As people who love movies, we have favourite movies. We also have favourite moments, favourite lines, favourite bits of business. Rarest of all, though, are those moments which make the hairs stand up on the back of your neck, that send an electric thrill down your spine. There’s an alchemy to it, a Kind of Magic to borrow The Great Pretender’s phrase. It’s a mixture of who you were when you when you first saw it, your emotional attachement to the characters, your state of mind and the artistry of the film makers. If you’re really lucky, you’ll end up with a few of them. Some wane over time but others keep their power and can still make you giddy as a school child even when you’re into middle age. This is mine:

Indiana Jones is a great character in three great movies*. A resourceful, improvisational every day set against the rigid order of fundamentalists he both a peculiarly American kind of hero while at the same time maintaining a European-style intellectual heft. This is what sets hims apart from all the carbon copies who failed to take off in his wake; they went purely down the two-fisted punch route of rugged individualist and forgot that Indy is Doctor Jones; he wins, in all three movies, because he out-thinks his opponents.

Yet the moment that gives me chills – even now, just thinking about it – is a purely physical moment. It’s the single greatest heroic moment ever committed to celluloid and it’s just tossed off as a throwaway. Jones and Marion have acquired the Ark and set sail on the Bantu Wind, a cargor ship crewed by a fairly unprepossessing lot that Marion describes as ‘pirates’. But those dastardly Nazis have caught up with them, led by the perfidious frenchman Belloq – and the glorious, shame free way the Indiana Jones movies embrace the national stereotypes of a previous age of cinema is surely one of their secret weapons – and seize the Ark. Jones has disappeared, and the Captain of the Bantu wind – showing his true colours, being on the side of the angels – claims to have killed him in order to sell Marion. This is a PG, by the way. Belloq claims Marion as part of his price – an interesting aside here is whether he does this out of lust or whether to rescue her from her apparent fate. This slight blurring of motivation is pure Lawrence Kasdan, throwing a shade of light into the darkness of a villain.

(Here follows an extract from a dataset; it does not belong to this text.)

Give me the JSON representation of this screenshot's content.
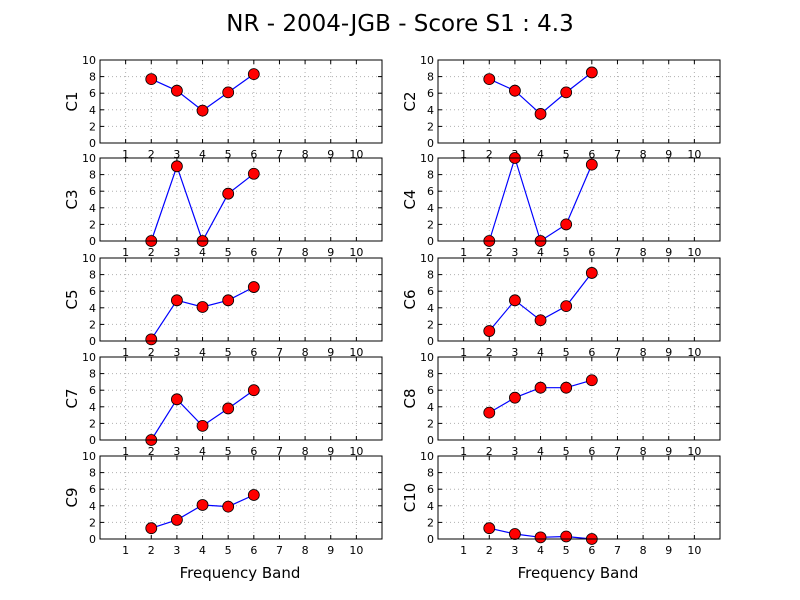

Anyway, the Nazis board their U-Boat and leave. The Captain of the Bantu Wind, Katanga, is joined at the ships railing by his first mate. “I can’t find Mr Jones, Cap’n. I’ve looked everywhere,” he reports. “He must be around here somewhere. Look again.”

And then it happens.

The first mate sighs as Katanga looks back at the ship. And he says:

“I’ve found him.”

“Where?”

There.”

And he points.

We cut from the pirates to Indy, climbing aboard the U-Boat. In pursuit of the Ark – and, more importantly, Marion – he’s thrown himself into the ocean and swum to a Nazi U-Boat. No plan, no ideas, no whip. He just knows he has to do something. As he climbs aboard, John Williams’ magsiterial Radiers’ March is restated as a triumphant brass led motif; big brass ones, celebrating the magnificence of what we’re seeing. The crew of the Bantu Wind cheer – how can they not? – and Indy flips them a cocky salute. We cut back to the disreputable crew, clapping and cheering in sheer delight and see Katanga return the salute.

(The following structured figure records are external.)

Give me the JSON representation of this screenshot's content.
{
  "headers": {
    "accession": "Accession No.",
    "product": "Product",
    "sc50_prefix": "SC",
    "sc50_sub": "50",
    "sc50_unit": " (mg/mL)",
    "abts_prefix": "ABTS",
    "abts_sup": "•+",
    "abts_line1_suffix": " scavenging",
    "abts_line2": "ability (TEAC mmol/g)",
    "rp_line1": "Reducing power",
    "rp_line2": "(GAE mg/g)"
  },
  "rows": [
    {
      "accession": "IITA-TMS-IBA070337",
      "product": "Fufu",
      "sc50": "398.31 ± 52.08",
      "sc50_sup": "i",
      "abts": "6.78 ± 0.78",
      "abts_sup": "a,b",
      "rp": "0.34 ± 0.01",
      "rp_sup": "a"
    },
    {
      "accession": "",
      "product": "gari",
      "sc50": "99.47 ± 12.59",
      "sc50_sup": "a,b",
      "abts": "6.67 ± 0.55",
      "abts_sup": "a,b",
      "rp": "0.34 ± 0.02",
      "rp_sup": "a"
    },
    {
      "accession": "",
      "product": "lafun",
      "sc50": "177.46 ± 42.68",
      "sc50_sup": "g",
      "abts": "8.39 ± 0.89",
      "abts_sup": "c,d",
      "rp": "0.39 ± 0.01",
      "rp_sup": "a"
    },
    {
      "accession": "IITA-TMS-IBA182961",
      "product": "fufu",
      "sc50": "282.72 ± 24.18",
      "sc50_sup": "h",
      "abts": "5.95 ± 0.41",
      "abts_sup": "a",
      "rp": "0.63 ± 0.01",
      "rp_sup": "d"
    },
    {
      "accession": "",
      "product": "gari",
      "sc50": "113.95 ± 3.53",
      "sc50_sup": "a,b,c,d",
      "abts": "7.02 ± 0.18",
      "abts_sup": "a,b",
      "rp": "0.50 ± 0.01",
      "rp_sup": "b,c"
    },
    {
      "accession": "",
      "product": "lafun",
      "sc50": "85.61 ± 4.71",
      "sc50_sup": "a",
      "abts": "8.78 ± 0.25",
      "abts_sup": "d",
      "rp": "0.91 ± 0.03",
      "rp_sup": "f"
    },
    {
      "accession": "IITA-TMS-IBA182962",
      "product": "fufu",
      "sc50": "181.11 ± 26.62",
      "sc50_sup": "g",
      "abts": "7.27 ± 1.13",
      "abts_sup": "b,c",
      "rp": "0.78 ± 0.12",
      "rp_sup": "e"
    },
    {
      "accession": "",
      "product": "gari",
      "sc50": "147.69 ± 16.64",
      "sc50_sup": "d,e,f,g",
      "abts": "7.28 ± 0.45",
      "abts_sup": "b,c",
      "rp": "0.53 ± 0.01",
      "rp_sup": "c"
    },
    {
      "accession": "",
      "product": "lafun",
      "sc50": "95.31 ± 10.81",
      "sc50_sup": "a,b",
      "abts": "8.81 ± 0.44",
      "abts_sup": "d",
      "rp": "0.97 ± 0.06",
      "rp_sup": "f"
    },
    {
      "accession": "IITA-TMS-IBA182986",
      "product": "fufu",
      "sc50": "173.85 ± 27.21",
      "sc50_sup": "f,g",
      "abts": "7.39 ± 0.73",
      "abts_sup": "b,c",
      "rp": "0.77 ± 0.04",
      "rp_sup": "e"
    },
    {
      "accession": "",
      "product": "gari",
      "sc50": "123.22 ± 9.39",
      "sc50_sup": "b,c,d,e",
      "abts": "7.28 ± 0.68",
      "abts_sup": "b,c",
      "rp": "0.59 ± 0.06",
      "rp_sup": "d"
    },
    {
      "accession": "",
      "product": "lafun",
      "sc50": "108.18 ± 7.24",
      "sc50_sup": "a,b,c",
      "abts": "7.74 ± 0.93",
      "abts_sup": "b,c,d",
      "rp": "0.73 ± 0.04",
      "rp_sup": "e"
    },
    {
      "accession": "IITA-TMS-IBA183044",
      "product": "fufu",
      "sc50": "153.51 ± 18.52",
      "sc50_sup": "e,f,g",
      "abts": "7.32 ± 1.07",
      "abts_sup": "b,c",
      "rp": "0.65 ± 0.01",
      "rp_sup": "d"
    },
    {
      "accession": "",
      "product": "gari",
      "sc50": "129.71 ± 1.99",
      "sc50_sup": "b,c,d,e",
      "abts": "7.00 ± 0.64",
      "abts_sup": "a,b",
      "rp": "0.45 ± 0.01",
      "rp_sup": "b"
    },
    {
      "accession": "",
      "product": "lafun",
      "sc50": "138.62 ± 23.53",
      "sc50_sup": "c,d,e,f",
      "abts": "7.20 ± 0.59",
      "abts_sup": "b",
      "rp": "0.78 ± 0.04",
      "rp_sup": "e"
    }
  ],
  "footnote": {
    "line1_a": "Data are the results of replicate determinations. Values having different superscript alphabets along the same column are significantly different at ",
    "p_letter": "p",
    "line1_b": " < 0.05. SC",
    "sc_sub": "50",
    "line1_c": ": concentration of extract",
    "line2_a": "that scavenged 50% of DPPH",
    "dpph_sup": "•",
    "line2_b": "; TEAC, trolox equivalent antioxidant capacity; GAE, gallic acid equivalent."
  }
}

The entire sequence is brilliantly constructed; the emotional wallop leading to a real ‘punch the air’ moment. The absence of Indy – something which is repeated even more effectively in the sequel and used again by Russell T. Davies to help sell the Tenth Doctor in The Christmas Invasion – makes us eager to see him again and share the impatience of Katanga. But key to it is that shot at the railing; the framing, breaking most rules of composition, is split down the middle so that the empty sea waits; the composition makes sense the moment the first mate points – his arm leads into the other half and restores the harmonious balance of the thirds with a sense of rightness. The click as this falls into place allows the audience to predict what they’re about to see in the split second before the camera cuts to the reverse and we see Doctor Jones doing what he does best. The music is just the icing on the cake.

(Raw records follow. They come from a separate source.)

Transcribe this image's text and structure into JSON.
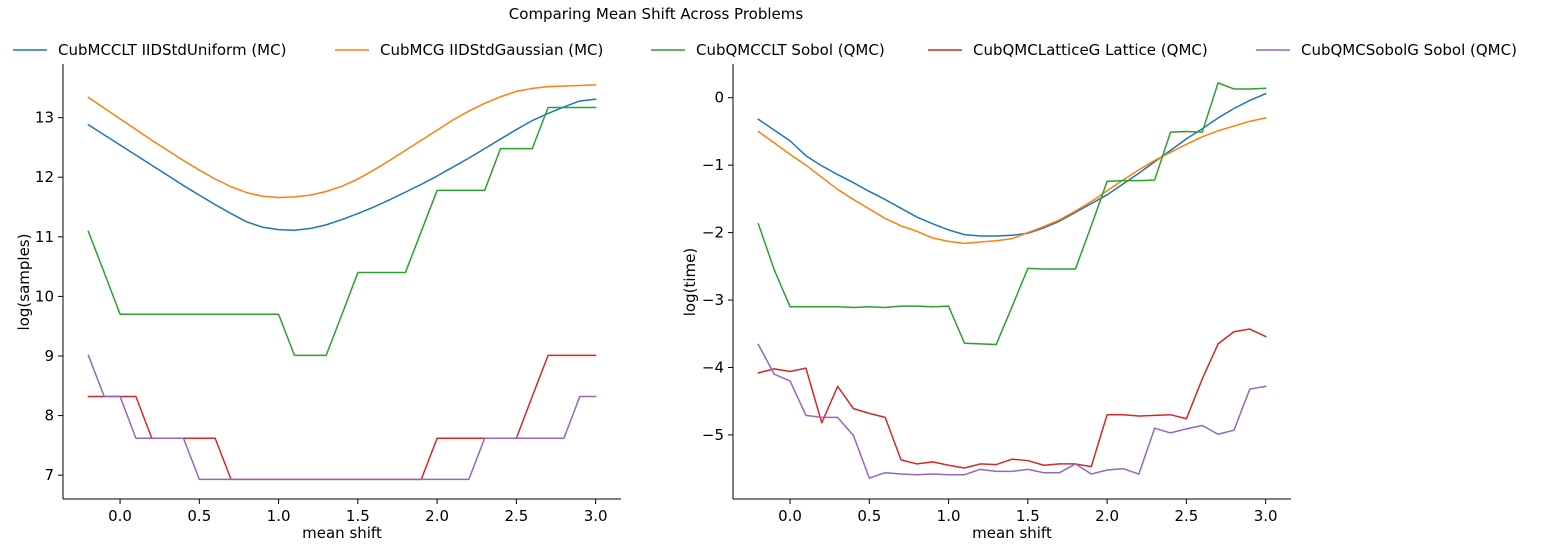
{
  "figure": {
    "suptitle": "Comparing Mean Shift Across Problems"
  },
  "legend": {
    "placement": "top",
    "entries": [
      {
        "label": "CubMCCLT IIDStdUniform (MC)",
        "color": "#1f77b4"
      },
      {
        "label": "CubMCG IIDStdGaussian (MC)",
        "color": "#ff7f0e"
      },
      {
        "label": "CubQMCCLT Sobol (QMC)",
        "color": "#2ca02c"
      },
      {
        "label": "CubQMCLatticeG Lattice (QMC)",
        "color": "#d62728"
      },
      {
        "label": "CubQMCSobolG Sobol (QMC)",
        "color": "#9467bd"
      }
    ]
  },
  "chart_data": [
    {
      "type": "line",
      "title": "",
      "xlabel": "mean shift",
      "ylabel": "log(samples)",
      "xlim": [
        -0.36,
        3.16
      ],
      "ylim": [
        6.6,
        13.9
      ],
      "xticks": [
        0.0,
        0.5,
        1.0,
        1.5,
        2.0,
        2.5,
        3.0
      ],
      "xtick_labels": [
        "0.0",
        "0.5",
        "1.0",
        "1.5",
        "2.0",
        "2.5",
        "3.0"
      ],
      "yticks": [
        7,
        8,
        9,
        10,
        11,
        12,
        13
      ],
      "ytick_labels": [
        "7",
        "8",
        "9",
        "10",
        "11",
        "12",
        "13"
      ],
      "grid": false,
      "x": [
        -0.2,
        -0.1,
        0.0,
        0.1,
        0.2,
        0.3,
        0.4,
        0.5,
        0.6,
        0.7,
        0.8,
        0.9,
        1.0,
        1.1,
        1.2,
        1.3,
        1.4,
        1.5,
        1.6,
        1.7,
        1.8,
        1.9,
        2.0,
        2.1,
        2.2,
        2.3,
        2.4,
        2.5,
        2.6,
        2.7,
        2.8,
        2.9,
        3.0
      ],
      "series": [
        {
          "name": "CubMCCLT IIDStdUniform (MC)",
          "color": "#1f77b4",
          "values": [
            12.88,
            12.71,
            12.54,
            12.37,
            12.2,
            12.03,
            11.86,
            11.7,
            11.54,
            11.39,
            11.25,
            11.16,
            11.12,
            11.11,
            11.14,
            11.2,
            11.29,
            11.39,
            11.5,
            11.62,
            11.75,
            11.88,
            12.02,
            12.17,
            12.32,
            12.48,
            12.64,
            12.8,
            12.95,
            13.07,
            13.18,
            13.28,
            13.31
          ]
        },
        {
          "name": "CubMCG IIDStdGaussian (MC)",
          "color": "#ff7f0e",
          "values": [
            13.34,
            13.16,
            12.98,
            12.8,
            12.62,
            12.45,
            12.28,
            12.12,
            11.97,
            11.84,
            11.74,
            11.68,
            11.66,
            11.67,
            11.7,
            11.76,
            11.85,
            11.97,
            12.12,
            12.28,
            12.45,
            12.62,
            12.79,
            12.96,
            13.11,
            13.24,
            13.35,
            13.44,
            13.49,
            13.52,
            13.53,
            13.54,
            13.55
          ]
        },
        {
          "name": "CubQMCCLT Sobol (QMC)",
          "color": "#2ca02c",
          "values": [
            11.09,
            10.4,
            9.7,
            9.7,
            9.7,
            9.7,
            9.7,
            9.7,
            9.7,
            9.7,
            9.7,
            9.7,
            9.7,
            9.01,
            9.01,
            9.01,
            9.7,
            10.4,
            10.4,
            10.4,
            10.4,
            11.09,
            11.78,
            11.78,
            11.78,
            11.78,
            12.48,
            12.48,
            12.48,
            13.17,
            13.17,
            13.17,
            13.17
          ]
        },
        {
          "name": "CubQMCLatticeG Lattice (QMC)",
          "color": "#d62728",
          "values": [
            8.32,
            8.32,
            8.32,
            8.32,
            7.62,
            7.62,
            7.62,
            7.62,
            7.62,
            6.93,
            6.93,
            6.93,
            6.93,
            6.93,
            6.93,
            6.93,
            6.93,
            6.93,
            6.93,
            6.93,
            6.93,
            6.93,
            7.62,
            7.62,
            7.62,
            7.62,
            7.62,
            7.62,
            8.32,
            9.01,
            9.01,
            9.01,
            9.01
          ]
        },
        {
          "name": "CubQMCSobolG Sobol (QMC)",
          "color": "#9467bd",
          "values": [
            9.01,
            8.32,
            8.32,
            7.62,
            7.62,
            7.62,
            7.62,
            6.93,
            6.93,
            6.93,
            6.93,
            6.93,
            6.93,
            6.93,
            6.93,
            6.93,
            6.93,
            6.93,
            6.93,
            6.93,
            6.93,
            6.93,
            6.93,
            6.93,
            6.93,
            7.62,
            7.62,
            7.62,
            7.62,
            7.62,
            7.62,
            8.32,
            8.32
          ]
        }
      ]
    },
    {
      "type": "line",
      "title": "",
      "xlabel": "mean shift",
      "ylabel": "log(time)",
      "xlim": [
        -0.36,
        3.16
      ],
      "ylim": [
        -5.95,
        0.5
      ],
      "xticks": [
        0.0,
        0.5,
        1.0,
        1.5,
        2.0,
        2.5,
        3.0
      ],
      "xtick_labels": [
        "0.0",
        "0.5",
        "1.0",
        "1.5",
        "2.0",
        "2.5",
        "3.0"
      ],
      "yticks": [
        -5,
        -4,
        -3,
        -2,
        -1,
        0
      ],
      "ytick_labels": [
        "−5",
        "−4",
        "−3",
        "−2",
        "−1",
        "0"
      ],
      "grid": false,
      "x": [
        -0.2,
        -0.1,
        0.0,
        0.1,
        0.2,
        0.3,
        0.4,
        0.5,
        0.6,
        0.7,
        0.8,
        0.9,
        1.0,
        1.1,
        1.2,
        1.3,
        1.4,
        1.5,
        1.6,
        1.7,
        1.8,
        1.9,
        2.0,
        2.1,
        2.2,
        2.3,
        2.4,
        2.5,
        2.6,
        2.7,
        2.8,
        2.9,
        3.0
      ],
      "series": [
        {
          "name": "CubMCCLT IIDStdUniform (MC)",
          "color": "#1f77b4",
          "values": [
            -0.32,
            -0.48,
            -0.64,
            -0.86,
            -1.01,
            -1.14,
            -1.26,
            -1.39,
            -1.51,
            -1.64,
            -1.77,
            -1.87,
            -1.96,
            -2.03,
            -2.05,
            -2.05,
            -2.04,
            -2.01,
            -1.93,
            -1.83,
            -1.7,
            -1.57,
            -1.44,
            -1.28,
            -1.12,
            -0.95,
            -0.78,
            -0.61,
            -0.46,
            -0.3,
            -0.16,
            -0.04,
            0.06
          ]
        },
        {
          "name": "CubMCG IIDStdGaussian (MC)",
          "color": "#ff7f0e",
          "values": [
            -0.5,
            -0.67,
            -0.84,
            -1.0,
            -1.18,
            -1.36,
            -1.51,
            -1.65,
            -1.79,
            -1.9,
            -1.98,
            -2.08,
            -2.13,
            -2.16,
            -2.14,
            -2.12,
            -2.09,
            -2.0,
            -1.91,
            -1.81,
            -1.68,
            -1.54,
            -1.38,
            -1.22,
            -1.07,
            -0.93,
            -0.81,
            -0.69,
            -0.58,
            -0.49,
            -0.42,
            -0.35,
            -0.3
          ]
        },
        {
          "name": "CubQMCCLT Sobol (QMC)",
          "color": "#2ca02c",
          "values": [
            -1.87,
            -2.55,
            -3.1,
            -3.1,
            -3.1,
            -3.1,
            -3.11,
            -3.1,
            -3.11,
            -3.09,
            -3.09,
            -3.1,
            -3.09,
            -3.64,
            -3.65,
            -3.66,
            -3.1,
            -2.53,
            -2.54,
            -2.54,
            -2.54,
            -1.9,
            -1.24,
            -1.23,
            -1.23,
            -1.22,
            -0.51,
            -0.5,
            -0.51,
            0.22,
            0.13,
            0.13,
            0.14
          ]
        },
        {
          "name": "CubQMCLatticeG Lattice (QMC)",
          "color": "#d62728",
          "values": [
            -4.08,
            -4.02,
            -4.06,
            -4.01,
            -4.82,
            -4.28,
            -4.61,
            -4.68,
            -4.74,
            -5.37,
            -5.43,
            -5.4,
            -5.45,
            -5.49,
            -5.43,
            -5.44,
            -5.36,
            -5.38,
            -5.45,
            -5.43,
            -5.43,
            -5.47,
            -4.7,
            -4.7,
            -4.72,
            -4.71,
            -4.7,
            -4.76,
            -4.17,
            -3.65,
            -3.47,
            -3.43,
            -3.54
          ]
        },
        {
          "name": "CubQMCSobolG Sobol (QMC)",
          "color": "#9467bd",
          "values": [
            -3.66,
            -4.1,
            -4.2,
            -4.71,
            -4.74,
            -4.74,
            -5.01,
            -5.64,
            -5.56,
            -5.58,
            -5.59,
            -5.58,
            -5.59,
            -5.59,
            -5.51,
            -5.54,
            -5.54,
            -5.51,
            -5.56,
            -5.56,
            -5.43,
            -5.58,
            -5.52,
            -5.5,
            -5.58,
            -4.9,
            -4.97,
            -4.91,
            -4.86,
            -4.99,
            -4.93,
            -4.32,
            -4.28
          ]
        }
      ]
    }
  ]
}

The power of this moment is evident in the way that it lets the film skirt over a major issue  -how does Indy survive hanging on to the outside of a U-Boat? The simple answer, given the heroism we’ve just seen is ‘how could he not’?

So that is why a shot of a bunch of sailors standing at a railing makes the hairs on the back of my neck stand on end. I know what’s coming next: and I love it.

* yes, three. It’s my column, deal with it. Although Crystal Skull has one of my all time favorite Indy moments that gives me a lump in my throat every time – “They weren’t you, honey.”